En 2017, la fameuse action féministe #metoo a secoué plusieurs hommes de différents secteurs du pouvoir. Les nouvelles technologies de communication – les nouvelles ressources militantes de notre époque – ont joué un rôle important dans la libération et la diffusion des paroles des femmes. Ce mouvement est rapidement devenu non seulement populaire mais aussi transnational. S’il est le fruit des luttes féministes de longue date, il a suscité une revitalisation politique des mouvements féministes, généralement occidentaux.

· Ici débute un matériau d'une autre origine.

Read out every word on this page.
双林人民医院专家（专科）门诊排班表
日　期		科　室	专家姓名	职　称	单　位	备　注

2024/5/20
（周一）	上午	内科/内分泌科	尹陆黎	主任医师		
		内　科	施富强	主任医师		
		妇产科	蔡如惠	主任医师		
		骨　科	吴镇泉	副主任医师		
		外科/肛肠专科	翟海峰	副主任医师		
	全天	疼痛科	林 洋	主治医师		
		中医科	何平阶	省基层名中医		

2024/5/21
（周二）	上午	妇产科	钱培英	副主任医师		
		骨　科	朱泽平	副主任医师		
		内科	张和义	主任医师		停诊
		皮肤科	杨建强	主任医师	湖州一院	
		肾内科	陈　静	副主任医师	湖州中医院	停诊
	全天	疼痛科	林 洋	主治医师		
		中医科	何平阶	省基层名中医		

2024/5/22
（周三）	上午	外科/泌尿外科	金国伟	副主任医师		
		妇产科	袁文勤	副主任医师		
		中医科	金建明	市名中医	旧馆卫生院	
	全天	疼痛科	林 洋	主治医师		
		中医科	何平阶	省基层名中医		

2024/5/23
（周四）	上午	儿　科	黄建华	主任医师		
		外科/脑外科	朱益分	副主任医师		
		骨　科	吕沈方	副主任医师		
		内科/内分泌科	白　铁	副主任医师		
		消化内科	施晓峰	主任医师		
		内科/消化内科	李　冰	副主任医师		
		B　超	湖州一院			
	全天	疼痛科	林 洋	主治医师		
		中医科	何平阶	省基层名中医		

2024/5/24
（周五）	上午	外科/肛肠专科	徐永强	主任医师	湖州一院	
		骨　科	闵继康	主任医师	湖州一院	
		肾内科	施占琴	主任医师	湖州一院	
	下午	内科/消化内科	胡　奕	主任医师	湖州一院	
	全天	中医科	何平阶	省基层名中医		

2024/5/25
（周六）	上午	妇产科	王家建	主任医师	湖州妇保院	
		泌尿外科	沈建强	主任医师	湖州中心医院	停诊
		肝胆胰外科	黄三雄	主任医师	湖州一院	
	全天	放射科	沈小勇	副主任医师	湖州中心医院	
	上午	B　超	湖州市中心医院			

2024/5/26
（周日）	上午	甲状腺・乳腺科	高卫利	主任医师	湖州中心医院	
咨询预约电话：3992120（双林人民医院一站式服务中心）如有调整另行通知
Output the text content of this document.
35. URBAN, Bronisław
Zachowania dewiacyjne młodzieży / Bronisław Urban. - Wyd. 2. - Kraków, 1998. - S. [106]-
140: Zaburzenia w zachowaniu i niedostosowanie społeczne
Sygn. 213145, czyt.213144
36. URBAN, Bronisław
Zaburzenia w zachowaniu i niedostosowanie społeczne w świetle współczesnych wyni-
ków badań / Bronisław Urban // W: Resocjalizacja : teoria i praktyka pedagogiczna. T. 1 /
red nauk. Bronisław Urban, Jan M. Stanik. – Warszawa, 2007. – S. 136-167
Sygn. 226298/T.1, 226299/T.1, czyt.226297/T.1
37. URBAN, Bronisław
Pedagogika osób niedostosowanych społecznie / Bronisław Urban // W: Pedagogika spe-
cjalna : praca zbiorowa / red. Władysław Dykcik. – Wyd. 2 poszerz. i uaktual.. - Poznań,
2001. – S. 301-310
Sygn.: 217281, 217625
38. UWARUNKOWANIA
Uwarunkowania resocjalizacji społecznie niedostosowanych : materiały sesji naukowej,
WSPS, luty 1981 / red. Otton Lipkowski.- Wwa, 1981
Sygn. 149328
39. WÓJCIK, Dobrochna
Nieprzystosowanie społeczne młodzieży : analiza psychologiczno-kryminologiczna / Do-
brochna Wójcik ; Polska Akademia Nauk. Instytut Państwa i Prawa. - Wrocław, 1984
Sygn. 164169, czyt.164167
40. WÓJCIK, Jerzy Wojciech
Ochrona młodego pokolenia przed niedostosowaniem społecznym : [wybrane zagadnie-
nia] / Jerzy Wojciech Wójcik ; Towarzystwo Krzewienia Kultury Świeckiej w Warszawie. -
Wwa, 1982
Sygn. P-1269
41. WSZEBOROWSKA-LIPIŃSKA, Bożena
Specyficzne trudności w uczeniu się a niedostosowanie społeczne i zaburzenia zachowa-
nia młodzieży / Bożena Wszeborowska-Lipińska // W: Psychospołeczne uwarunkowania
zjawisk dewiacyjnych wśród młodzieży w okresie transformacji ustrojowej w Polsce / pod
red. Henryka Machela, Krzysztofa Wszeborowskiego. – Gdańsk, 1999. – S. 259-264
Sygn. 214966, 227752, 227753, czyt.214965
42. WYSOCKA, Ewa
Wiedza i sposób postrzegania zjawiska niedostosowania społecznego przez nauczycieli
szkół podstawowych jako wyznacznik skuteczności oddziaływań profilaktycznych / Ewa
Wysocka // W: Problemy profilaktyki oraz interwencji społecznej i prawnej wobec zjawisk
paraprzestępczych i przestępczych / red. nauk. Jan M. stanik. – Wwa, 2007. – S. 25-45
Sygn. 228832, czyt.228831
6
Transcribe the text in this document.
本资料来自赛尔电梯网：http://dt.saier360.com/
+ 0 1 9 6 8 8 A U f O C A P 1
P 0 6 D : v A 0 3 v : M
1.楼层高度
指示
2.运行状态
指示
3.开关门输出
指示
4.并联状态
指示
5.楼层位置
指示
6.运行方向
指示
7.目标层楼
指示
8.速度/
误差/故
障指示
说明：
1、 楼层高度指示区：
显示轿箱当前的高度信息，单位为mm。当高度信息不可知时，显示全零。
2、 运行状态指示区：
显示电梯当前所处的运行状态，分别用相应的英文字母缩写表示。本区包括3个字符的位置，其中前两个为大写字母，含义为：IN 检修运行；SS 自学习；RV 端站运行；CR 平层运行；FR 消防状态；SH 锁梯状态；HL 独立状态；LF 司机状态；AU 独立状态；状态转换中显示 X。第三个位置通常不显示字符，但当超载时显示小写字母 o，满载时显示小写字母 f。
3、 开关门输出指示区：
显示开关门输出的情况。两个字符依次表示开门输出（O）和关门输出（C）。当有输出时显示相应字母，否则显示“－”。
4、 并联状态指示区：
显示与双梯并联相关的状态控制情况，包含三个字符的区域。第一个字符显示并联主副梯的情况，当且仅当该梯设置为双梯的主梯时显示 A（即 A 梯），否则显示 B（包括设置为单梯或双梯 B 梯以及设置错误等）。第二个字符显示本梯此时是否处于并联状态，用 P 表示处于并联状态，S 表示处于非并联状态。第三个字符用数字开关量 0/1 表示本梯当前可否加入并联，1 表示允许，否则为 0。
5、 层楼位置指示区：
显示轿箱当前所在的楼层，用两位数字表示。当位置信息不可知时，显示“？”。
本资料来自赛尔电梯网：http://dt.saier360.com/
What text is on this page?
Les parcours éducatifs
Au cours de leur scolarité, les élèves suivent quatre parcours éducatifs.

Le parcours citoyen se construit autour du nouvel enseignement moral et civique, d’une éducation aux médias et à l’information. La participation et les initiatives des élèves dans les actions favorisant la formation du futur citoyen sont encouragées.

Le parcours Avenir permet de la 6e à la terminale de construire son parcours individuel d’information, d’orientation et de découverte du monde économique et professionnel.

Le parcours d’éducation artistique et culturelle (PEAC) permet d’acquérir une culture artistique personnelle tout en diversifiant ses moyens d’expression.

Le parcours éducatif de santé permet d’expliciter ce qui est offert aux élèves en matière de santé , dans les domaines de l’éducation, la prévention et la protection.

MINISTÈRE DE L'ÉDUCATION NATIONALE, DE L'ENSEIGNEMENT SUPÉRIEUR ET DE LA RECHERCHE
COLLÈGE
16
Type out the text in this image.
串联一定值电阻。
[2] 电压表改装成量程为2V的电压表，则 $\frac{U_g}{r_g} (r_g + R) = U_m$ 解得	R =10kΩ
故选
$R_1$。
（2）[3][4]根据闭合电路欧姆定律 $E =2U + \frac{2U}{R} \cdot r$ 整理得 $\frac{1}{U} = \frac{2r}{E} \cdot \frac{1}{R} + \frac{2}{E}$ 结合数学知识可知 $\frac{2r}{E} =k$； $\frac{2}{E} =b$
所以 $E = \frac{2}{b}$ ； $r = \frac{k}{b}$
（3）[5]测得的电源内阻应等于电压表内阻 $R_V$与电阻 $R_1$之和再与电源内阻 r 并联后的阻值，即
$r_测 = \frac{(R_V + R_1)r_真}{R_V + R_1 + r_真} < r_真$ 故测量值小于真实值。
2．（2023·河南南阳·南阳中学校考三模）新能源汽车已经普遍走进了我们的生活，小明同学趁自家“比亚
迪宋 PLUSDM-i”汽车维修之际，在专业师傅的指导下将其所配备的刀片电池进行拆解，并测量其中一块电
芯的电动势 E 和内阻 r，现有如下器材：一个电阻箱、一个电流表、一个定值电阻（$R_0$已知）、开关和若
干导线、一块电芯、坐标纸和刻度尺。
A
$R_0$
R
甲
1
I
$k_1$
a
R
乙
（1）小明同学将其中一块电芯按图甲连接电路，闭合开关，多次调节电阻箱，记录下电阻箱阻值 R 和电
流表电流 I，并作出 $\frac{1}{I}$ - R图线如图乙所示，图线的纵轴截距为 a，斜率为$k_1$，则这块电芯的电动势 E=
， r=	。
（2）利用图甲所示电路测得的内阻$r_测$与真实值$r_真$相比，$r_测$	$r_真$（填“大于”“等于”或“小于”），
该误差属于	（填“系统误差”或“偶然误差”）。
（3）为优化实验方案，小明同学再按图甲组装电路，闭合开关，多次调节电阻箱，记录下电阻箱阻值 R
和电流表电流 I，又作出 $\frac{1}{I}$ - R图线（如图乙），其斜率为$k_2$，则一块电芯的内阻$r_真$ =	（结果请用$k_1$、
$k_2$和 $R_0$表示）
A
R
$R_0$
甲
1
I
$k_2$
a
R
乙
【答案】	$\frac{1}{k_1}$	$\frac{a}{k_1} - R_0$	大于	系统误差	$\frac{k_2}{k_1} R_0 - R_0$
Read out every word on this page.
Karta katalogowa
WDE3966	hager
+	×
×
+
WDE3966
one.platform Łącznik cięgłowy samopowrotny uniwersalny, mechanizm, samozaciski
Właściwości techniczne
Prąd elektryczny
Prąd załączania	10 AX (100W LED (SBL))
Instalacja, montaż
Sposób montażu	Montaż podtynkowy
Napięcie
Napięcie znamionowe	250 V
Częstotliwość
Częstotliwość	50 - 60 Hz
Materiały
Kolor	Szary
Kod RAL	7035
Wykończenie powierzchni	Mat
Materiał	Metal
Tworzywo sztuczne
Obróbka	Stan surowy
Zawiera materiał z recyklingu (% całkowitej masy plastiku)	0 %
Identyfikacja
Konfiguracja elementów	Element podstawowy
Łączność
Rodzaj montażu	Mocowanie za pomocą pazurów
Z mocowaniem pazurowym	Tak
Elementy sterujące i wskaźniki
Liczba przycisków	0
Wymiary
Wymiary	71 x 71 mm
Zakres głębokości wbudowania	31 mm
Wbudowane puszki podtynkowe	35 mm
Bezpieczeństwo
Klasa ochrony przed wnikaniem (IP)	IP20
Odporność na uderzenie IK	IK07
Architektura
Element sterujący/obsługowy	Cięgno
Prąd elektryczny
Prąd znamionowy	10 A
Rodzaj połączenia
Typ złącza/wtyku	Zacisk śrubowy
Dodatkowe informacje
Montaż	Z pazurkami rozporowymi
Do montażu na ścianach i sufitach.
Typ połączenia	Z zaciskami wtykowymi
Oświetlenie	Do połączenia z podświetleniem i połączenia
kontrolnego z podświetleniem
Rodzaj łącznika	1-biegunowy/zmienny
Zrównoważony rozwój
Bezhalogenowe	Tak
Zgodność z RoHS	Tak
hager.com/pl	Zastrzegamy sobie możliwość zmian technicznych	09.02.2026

L’AUTORITARISME RAMPANT DU RÉGIME ISLAMO-CONSERVATEUR
MET EN PLACE UNE POLITIQUE DE RÉISLAMISATION DE LA SOCIÉTÉ
Et la Turquie ? Celles ou ceux qui connaissent l’importance du mouvement féministe dans l’espace des luttes sociales de ce pays, se demandent comment les femmes en Turquie ont réagi à cette tempête ? La réponse est courte : le mouvement #metoo n’a pas eu un impact en Turquie.
Pourquoi ? Pouvons-nous expliquer cette situation avec la peur qui domine dans toute la société ? Les femmes n’ont pas osé révéler leurs expériences, parce qu’elles avaient peur ? Parce que le patriarcat en Turquie est plus fort qu’ailleurs ? Ce n’est pas si simple. L’exemple de Turquie, par sa complexité frappante, nous impose d’éviter des catégorisations classiques, mais de voir les liens entre plusieurs facteurs.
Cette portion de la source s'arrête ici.